In this time of worldwide ecological crisis it is important and very necessary that people of our time rediscover how they can inhabit the Earth in ways that do not destroy or deplete the Earth. Finding and embracing new ways to live  in harmony with the whole community of life. To help the Earth to continue in her basic functions to provide food, healing, wisdom, balance,  fulfillment, governance.

This understanding and knowledge has disappeared in so many places and groups, especially among the younger generations all over the globe. Economic growth at all price and technology of computers and other kind,  ask for all the attention of the modern human and Earthwisdom disappears. The villagers are still very much in touch with the Earth and nature. But also here modernity will come along some day. What a gift will it be to the Earth there and to the people, if they could skip the times of the economic growth imperative I thought. A transition from their present situation into a sustainable way of life of our times. These people could offer  the example and experience of a simple and harmonious lifestyle and share their age old wisdom.

That is part of the vision of the Ecological Learning centre to be. To support and rejuvenate the present villages there and invite the people to share their wisdom and knowledge with many “modern people”. Permaculture, community building, safeguarding culture and traditions. We saw so many possibilities when we gathered in a circle to “dream”  this place. Most of all to build a strong community of local people and people from other places in the world, who can develop and carry all this.

On website and ( still under construction) you can find more information about these developments.

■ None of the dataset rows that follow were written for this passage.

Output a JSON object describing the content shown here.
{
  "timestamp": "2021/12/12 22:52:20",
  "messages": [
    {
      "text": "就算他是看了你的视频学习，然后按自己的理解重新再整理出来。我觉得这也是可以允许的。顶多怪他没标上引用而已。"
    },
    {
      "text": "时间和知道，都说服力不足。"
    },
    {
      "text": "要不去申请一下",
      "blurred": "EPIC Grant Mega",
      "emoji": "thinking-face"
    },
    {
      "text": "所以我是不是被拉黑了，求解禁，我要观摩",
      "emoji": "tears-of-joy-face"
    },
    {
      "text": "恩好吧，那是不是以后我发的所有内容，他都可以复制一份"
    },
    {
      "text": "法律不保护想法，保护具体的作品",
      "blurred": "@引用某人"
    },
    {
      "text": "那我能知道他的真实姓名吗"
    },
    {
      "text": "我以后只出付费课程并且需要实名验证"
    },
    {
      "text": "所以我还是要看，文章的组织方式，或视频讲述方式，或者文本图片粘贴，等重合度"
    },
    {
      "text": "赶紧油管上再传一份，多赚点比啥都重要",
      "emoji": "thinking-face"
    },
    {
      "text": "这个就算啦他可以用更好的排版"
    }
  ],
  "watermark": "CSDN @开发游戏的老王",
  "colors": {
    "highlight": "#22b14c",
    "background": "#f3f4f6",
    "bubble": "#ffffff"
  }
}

Bori in the entrance of her yard in Ocna de Sus ( area of Praid) foto Bruijn

Who knows are you touched too, because volunteers are welcome with their expertise and right motivations. Finances are still a bottleneck. Where to find the money to rebuild the stable and make it into a holistic centre for courses? Still there are many possibilities and what is there already is the farm on the yard.

The Earth is dreaming in this place and if people will pick up her dream, it will happen, I am convinced of this. I have seen it happen before and in many more places all over the world.

Western Europe with the many problems about financial crisis, corruption, banks falling down, etc was far behind me and I realized that this land and these people is also the European continent. They are our brothers and sisters, hoping for a sustainable life in the future, not necessary riches but enough to have a “good” life. A life in balance and in connection with the land and nature and .

Shambala Yard, Ocna de Sus: will it happen? It has started already.

NB: Update 2017: I was there in 2013 and in 2016. The dream still exists and first steps are taken toward a centre for preserving the old and traditional handicrafts. A centre has been opened where visitors can learn traditional handicrafts.